If they actually belong to the central Middle Ages, we might want to think again about when and how Moray was Gaelicised. But that is definitely a topic for another time!
References
Bain, George. History of Nairnshire (1893)
Broun, Dauvit. The Irish Identity of the Kingdom of the Scots in the Twelfth and Thirteenth Centuries (1999)
Clancy, Thomas Owen. ‘Atholl, Banff, Earn and Elgin: 'New Irelands' in the East Revisited’ (2010)
Innes, Cosmo (ed.) Registrum Episcopatus Moraviensis (1837)
Nicolaisen, W.F.H. Scottish Place-Names: Their Study and Significance (1986)
Stuart, John (ed.) Records of the Monastery of Kinloss (1872)
Stubbs, William (ed.) Roger of Hoveden, Chronica, vol. 4 (1868)

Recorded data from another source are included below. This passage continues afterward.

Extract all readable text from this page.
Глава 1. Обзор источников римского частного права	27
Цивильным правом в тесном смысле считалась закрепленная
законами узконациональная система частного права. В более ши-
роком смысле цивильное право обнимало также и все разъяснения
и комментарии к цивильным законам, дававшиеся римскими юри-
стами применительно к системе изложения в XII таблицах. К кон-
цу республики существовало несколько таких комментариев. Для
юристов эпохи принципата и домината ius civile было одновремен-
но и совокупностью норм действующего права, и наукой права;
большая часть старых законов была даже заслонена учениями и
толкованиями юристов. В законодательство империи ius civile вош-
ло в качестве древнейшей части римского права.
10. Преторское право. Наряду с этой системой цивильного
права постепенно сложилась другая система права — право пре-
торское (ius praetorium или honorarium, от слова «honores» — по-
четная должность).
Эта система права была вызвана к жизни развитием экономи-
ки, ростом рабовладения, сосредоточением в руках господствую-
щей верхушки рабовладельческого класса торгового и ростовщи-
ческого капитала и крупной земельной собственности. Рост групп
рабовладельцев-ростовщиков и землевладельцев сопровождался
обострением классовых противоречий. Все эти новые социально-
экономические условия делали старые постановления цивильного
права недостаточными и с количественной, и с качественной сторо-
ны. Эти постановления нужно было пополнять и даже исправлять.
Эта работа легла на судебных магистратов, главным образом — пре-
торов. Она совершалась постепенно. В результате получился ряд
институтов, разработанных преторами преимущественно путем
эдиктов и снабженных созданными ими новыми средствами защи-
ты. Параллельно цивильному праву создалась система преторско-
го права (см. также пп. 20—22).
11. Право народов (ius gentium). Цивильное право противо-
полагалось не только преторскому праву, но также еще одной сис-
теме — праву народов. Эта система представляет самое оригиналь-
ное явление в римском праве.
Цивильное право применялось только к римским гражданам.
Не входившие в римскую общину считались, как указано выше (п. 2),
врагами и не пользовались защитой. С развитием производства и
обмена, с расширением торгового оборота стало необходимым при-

Taylor, Simon. ‘Place-Names and the Early Church in Eastern Scotland,’ in Scotland in Dark-Age Britain, edited by Barbara Crawford (1996)
Watson, W.J. The History of the Celtic Place-Names of Scotland (1926)

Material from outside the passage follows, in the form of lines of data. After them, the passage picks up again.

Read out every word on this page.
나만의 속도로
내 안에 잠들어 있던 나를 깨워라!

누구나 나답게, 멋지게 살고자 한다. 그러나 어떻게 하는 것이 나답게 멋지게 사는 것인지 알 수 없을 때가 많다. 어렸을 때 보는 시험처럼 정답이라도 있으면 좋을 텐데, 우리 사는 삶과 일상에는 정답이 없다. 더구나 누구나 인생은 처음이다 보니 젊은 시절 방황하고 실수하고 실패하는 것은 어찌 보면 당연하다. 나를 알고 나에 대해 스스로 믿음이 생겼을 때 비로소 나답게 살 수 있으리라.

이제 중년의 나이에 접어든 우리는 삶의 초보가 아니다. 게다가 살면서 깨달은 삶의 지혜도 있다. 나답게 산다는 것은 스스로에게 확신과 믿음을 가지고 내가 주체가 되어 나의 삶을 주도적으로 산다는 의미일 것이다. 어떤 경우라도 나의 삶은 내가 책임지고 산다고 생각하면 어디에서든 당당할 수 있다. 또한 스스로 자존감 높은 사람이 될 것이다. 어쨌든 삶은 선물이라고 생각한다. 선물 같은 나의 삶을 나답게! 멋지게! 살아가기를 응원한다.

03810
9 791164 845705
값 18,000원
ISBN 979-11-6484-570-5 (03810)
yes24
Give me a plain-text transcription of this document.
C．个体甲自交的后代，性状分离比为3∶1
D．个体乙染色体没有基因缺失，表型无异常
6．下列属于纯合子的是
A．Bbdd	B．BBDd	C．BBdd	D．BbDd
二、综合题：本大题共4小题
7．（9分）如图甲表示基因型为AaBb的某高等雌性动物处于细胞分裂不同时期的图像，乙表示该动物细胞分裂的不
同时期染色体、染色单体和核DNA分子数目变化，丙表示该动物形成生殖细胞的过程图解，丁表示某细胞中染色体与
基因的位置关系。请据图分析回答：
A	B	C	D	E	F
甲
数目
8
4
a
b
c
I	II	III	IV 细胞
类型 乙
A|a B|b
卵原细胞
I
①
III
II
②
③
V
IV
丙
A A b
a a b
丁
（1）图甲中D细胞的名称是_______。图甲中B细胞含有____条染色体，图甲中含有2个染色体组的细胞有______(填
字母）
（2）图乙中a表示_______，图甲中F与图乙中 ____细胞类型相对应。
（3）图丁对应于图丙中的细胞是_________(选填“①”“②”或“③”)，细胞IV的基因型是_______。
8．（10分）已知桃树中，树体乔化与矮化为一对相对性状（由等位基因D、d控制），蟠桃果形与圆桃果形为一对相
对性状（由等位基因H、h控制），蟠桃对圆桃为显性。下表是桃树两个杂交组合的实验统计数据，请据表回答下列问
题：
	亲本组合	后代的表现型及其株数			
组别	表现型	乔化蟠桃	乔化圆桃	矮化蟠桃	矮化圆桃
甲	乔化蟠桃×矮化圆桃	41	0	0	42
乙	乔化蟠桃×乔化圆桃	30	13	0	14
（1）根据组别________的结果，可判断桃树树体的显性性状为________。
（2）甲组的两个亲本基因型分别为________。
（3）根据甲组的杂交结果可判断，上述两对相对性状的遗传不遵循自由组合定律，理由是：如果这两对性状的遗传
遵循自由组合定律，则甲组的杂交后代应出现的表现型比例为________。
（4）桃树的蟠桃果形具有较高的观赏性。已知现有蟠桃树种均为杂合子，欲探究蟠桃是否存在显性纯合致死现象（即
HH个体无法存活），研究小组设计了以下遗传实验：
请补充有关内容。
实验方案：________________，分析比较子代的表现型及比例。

UPDATE: No, scratch that, David is also implicated in the re-naming. As Watson points out, a charter of his from around 1140 grants the monks of Urquhart Priory the land of Pethnec iuxta Erin (Penick near Eren), showing that the name was already in use by that year.
A very thought-provoking blog Fiona - and let's hope your PhD work turns up more of the same!

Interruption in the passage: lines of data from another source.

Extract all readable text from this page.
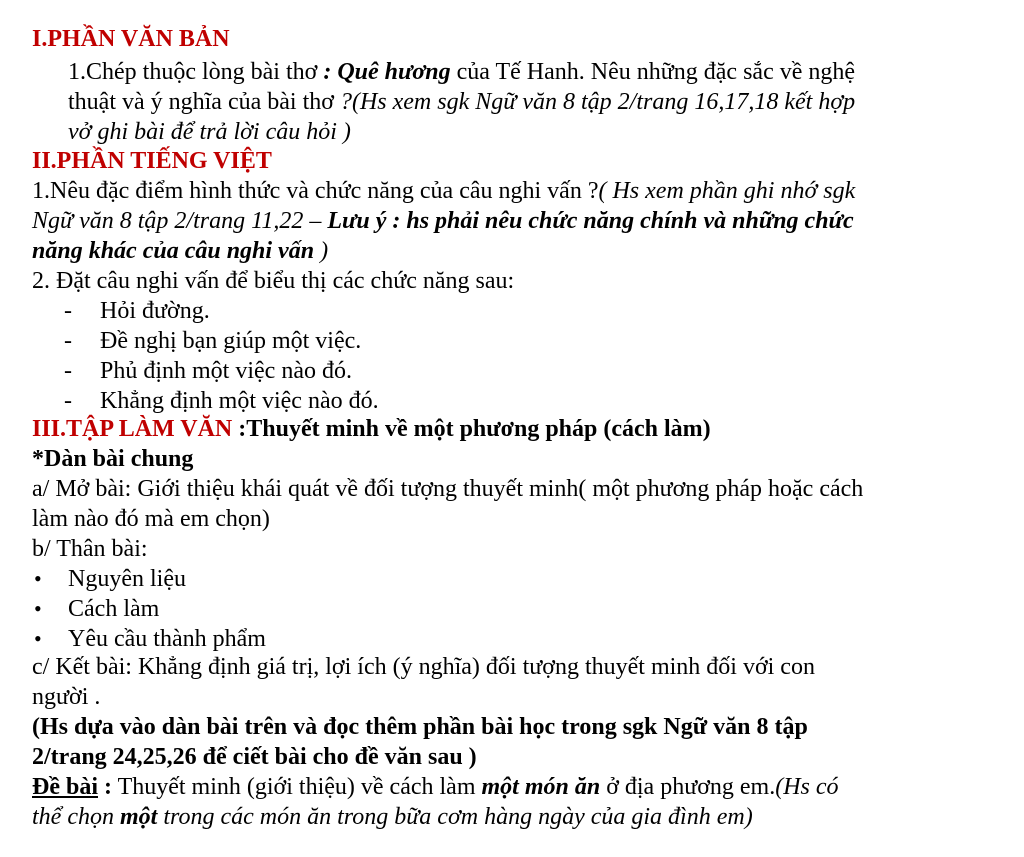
I.PHẦN VĂN BẢN
1.Chép thuộc lòng bài thơ : Quê hương của Tế Hanh. Nêu những đặc sắc về nghệ
thuật và ý nghĩa của bài thơ ?(Hs xem sgk Ngữ văn 8 tập 2/trang 16,17,18 kết hợp
vở ghi bài để trả lời câu hỏi )
II.PHẦN TIẾNG VIỆT
1.Nêu đặc điểm hình thức và chức năng của câu nghi vấn ?( Hs xem phần ghi nhớ sgk
Ngữ văn 8 tập 2/trang 11,22 – Lưu ý : hs phải nêu chức năng chính và những chức
năng khác của câu nghi vấn )
2. Đặt câu nghi vấn để biểu thị các chức năng sau:
- Hỏi đường.
- Đề nghị bạn giúp một việc.
- Phủ định một việc nào đó.
- Khẳng định một việc nào đó.
III.TẬP LÀM VĂN :Thuyết minh về một phương pháp (cách làm)
*Dàn bài chung
a/ Mở bài: Giới thiệu khái quát về đối tượng thuyết minh( một phương pháp hoặc cách
làm nào đó mà em chọn)
b/ Thân bài:
• Nguyên liệu
• Cách làm
• Yêu cầu thành phẩm
c/ Kết bài: Khẳng định giá trị, lợi ích (ý nghĩa) đối tượng thuyết minh đối với con
người .
(Hs dựa vào dàn bài trên và đọc thêm phần bài học trong sgk Ngữ văn 8 tập
2/trang 24,25,26 để ciết bài cho đề văn sau )
Đề bài : Thuyết minh (giới thiệu) về cách làm một món ăn ở địa phương em.(Hs có
thể chọn một trong các món ăn trong bữa cơm hàng ngày của gia đình em)
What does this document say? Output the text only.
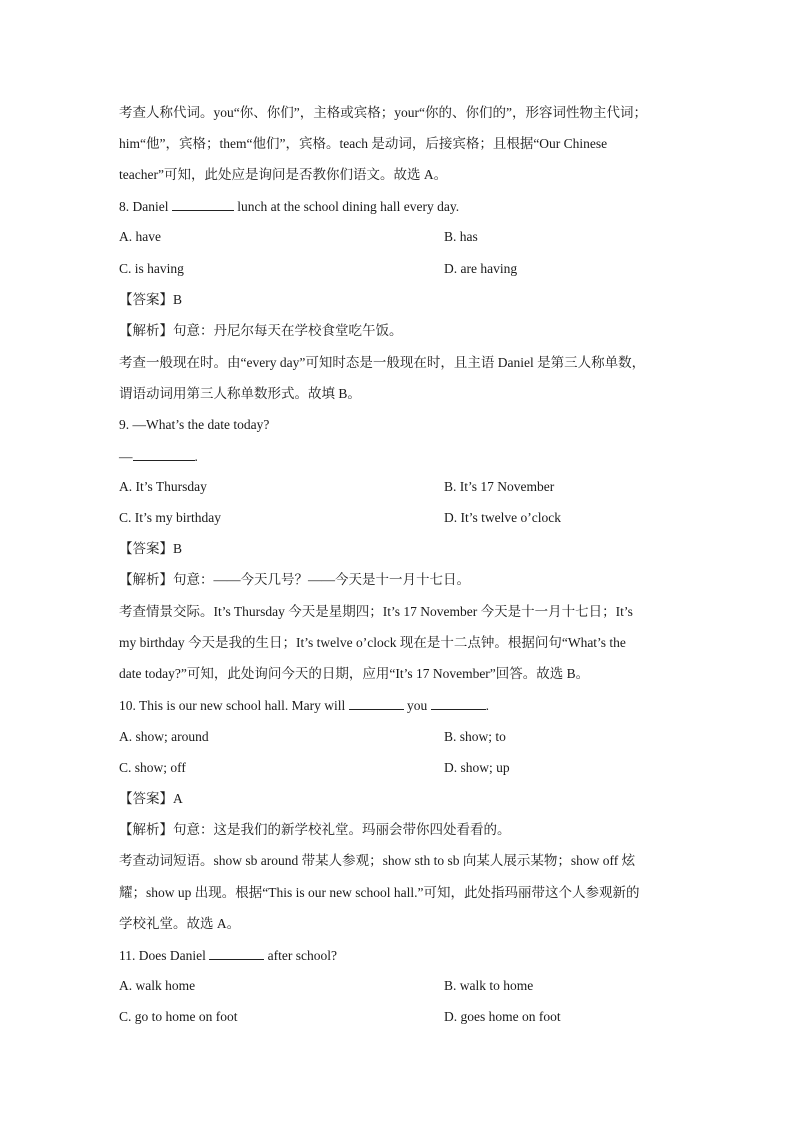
考查人称代词。you“你、你们”，主格或宾格；your“你的、你们的”，形容词性物主代词；
him“他”，宾格；them“他们”，宾格。teach 是动词，后接宾格；且根据“Our Chinese
teacher”可知，此处应是询问是否教你们语文。故选 A。
8. Daniel	lunch at the school dining hall every day.
A. have	B. has
C. is having	D. are having
【答案】B
【解析】句意：丹尼尔每天在学校食堂吃午饭。
考查一般现在时。由“every day”可知时态是一般现在时，且主语 Daniel 是第三人称单数，
谓语动词用第三人称单数形式。故填 B。
9. —What’s the date today?
—	.
A. It’s Thursday	B. It’s 17 November
C. It’s my birthday	D. It’s twelve o’clock
【答案】B
【解析】句意：——今天几号？——今天是十一月十七日。
考查情景交际。It’s Thursday 今天是星期四；It’s 17 November 今天是十一月十七日；It’s
my birthday 今天是我的生日；It’s twelve o’clock 现在是十二点钟。根据问句“What’s the
date today?”可知，此处询问今天的日期，应用“It’s 17 November”回答。故选 B。
10. This is our new school hall. Mary will	you	.
A. show; around	B. show; to
C. show; off	D. show; up
【答案】A
【解析】句意：这是我们的新学校礼堂。玛丽会带你四处看看的。
考查动词短语。show sb around 带某人参观；show sth to sb 向某人展示某物；show off 炫
耀；show up 出现。根据“This is our new school hall.”可知，此处指玛丽带这个人参观新的
学校礼堂。故选 A。
11. Does Daniel	after school?
A. walk home	B. walk to home
C. go to home on foot	D. goes home on foot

That’s interesting finding ‘Eren’ as the name of a Norman castle perhaps. But, my concern would be that this doesn’t mean that all the other names across this inner Moray coast are of the same period. In fact, I’d really doubt it. It’s more likely that the Normans either mashed an original name, or just gave their castle what they thought was an important name locally.
I’ve gone round and round in my head about these ‘Irish’ names in the region, but so far without hitting on a solid solution. First, if later people were trying to ‘Irishify’ the region, or if early Irish were (re-)naming places for their own goddesses, then they wouldn’t just use Eriu and Banba without the third Fodla. It just wouldn’t happen. All over the Celtic lands the mother/land goddess comes in a triplicate. As for Ealga, without modern encyclopedias and wikipedias I would seriously doubt how many people would even know of her ‘Irish’ existence, the name is so rare and peculiar. Then we also have Ness, the loch and river attested at least by Adomnan, who is the mother of the Ulster king Conchubar, Caren (IIRR) who is the mother of Niall of the Hostages, and Boand>Boann who is attested on the continent, then men, Taranis, Brendan, Brannan, Nectan – and that’s just off the top of my head, there’s probably as many again. Even the river Nairn is suspicious, modern Narann, although WP says it may originally be *Naverna, but Nar is a name I’ve seen at least twice in Irish texts. The main problem here is that these are Celtic deities/heroes/ancestors, most of them are pan-Celtic, so it may not be that this region is being renamed at all, it’s just that the names here have stuck. And there are plenty of other instances all over Pictland with so-called ‘Irish’ deity names too, the prevalence of which suggest pan-Celtic names rather than ‘Irish’.
Alternatively, it could betray a significant western immigration pattern followed by renaming. But then the question is ‘when’? (No.1 Pictish mantra – Its all about the dating!). For me, I suspect that this happened during the later Roman period, because the archaeology tends to show this region as different from the rest of Pictland, and that may be the case right up until the 700s (and yes I do include Burghead here). The region shows a coastal strip without any CI stones that I can happily date to after 200 AD. And the CI (ie pagan) stones sit in an outer ring around this void Moray coastal region, void until it gets quite late CII stones. From 200 – 700 AD is half a millenium – a looong time for lots of things to happen. This whole period is such a ‘dark age’.
You might want to read G.R. Isaac, “A note on the name of Ireland in Irish and Welsh”, Ériu 59 (2009): 49-55. It supports what Nicolaisen wrote about the river names in his 1993 article.